“For many, China is a black box,” said Ruediger Wischenbart, director of international affairs for BookExpo America, as part of his introduction to China By the Numbers, a panel discussion which sought to deliver straightforward data to those interested in the Chinese market.
OpenBook is China’s equivalent of Nielsen, in that it tracks sales in the retail book market. Jiang Yangping, General Manager of OpenBook, noted that China’s book market was valued at 62.4 billion yuan ($9.6 billion), with growth up 12.8% from 2014, when sales were 55.3 billion yuan ($8.5 billion). There are 1.68 million titles currently available in the market.
Jim Bryant, CEO of Massachusetts-based Trajectory, which facilitates the importation of e-books into China, noted that health and self-help account for about 39% of the market, and business and management titles account for 37%, with fiction taking up about 10%. Social science books, driven by political titles, grew some 17.5% last year, though art books—driven, much like in the States, by adult coloring books—saw the fastest growth, at 27.44%.
Translated titles and imports accounted for 21.68% of the market, with American and U.K. authors accounting for 57% of import sales. Among translations and imports, children’s books was the top category. A Disney book tie-in to the film Big Hero 6 was the top selling children’s title, followed by titles from Mattel’s Barbie series. In the business category, Dale Carnegie’s How to Win Friends & Influence People and Kelly McGonigal’s The Willpower Instinct were popular. And with some 300-million English language readers and learners in China today, English-language learning books are among the bestsellers.

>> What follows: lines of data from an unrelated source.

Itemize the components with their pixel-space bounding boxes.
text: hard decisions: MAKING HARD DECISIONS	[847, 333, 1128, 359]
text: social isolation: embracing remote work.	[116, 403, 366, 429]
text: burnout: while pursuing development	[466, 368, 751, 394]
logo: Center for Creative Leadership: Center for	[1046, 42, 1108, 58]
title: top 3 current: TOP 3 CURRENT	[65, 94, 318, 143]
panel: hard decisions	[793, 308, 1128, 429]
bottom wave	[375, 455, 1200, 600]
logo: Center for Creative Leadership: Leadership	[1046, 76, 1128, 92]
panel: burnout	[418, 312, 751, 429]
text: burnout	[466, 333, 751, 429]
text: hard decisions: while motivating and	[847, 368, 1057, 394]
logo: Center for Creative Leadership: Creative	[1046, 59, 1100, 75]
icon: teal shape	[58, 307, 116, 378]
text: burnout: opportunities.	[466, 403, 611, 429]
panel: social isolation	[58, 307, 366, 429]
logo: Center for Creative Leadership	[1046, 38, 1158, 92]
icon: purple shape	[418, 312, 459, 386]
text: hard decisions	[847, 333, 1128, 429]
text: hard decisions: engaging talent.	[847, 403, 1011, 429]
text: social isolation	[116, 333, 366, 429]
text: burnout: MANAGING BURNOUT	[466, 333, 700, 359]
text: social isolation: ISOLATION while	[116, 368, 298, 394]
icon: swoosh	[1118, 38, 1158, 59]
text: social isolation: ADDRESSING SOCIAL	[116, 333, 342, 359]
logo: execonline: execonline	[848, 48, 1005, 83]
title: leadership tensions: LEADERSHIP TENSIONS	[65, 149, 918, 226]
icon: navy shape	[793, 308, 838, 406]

Bryant noted that book promotion was key in China and though books typically sold at a price equivalency of $5 to $8 per title, he encouraged publishers to price their books at their traditional home market rate and then offer discounts. “Almost 70% of sales are derived from promotions. He used the example of Susan Page’s If I’m So Wonderful, Then Why Am I Still Single — a book more than three decades old — that was promoted on Amazon China for Valentine’s Day, and was coupled with interviews and video, and became a bestselling title for several weeks.
“China has no standard BIC and BISAC codes,” said Bryant, “and that is something we are trying to influence, as it would greatly aid discovery.
Unsurprisingly, digital publishing and reading platforms remain popular In China. With 300 million mobile phone users who read on their devices, there are several aggressive platforms competing for these readers, including Tencent Literature and iReader Beijing.
Xiangjun Cheng, CEO of iReader Beijing, claims to be among the top booksellers on the planet, with 78 million active users who purchase some 60 million e-books every month. Even more astonishing is that in December 2015, the company reports to have sold e-books to more than 100 million customers.
The company also acts as a digital publisher, selling self-published works from authors, of whom 5,000 are on contract with iReader. Ebooks are priced at either 60 cents to $1.50 per title, or readers are offered a pay-as-you-read model priced at 1 cent per 2,000 words. The platform says on a daily basis, more than 1.5 million writers are paid, but 200 authors under contract are earning more than $80,000 per year. The also company publishes some 200 titles per year, with ten or so being produced at television series or films, said Cheng.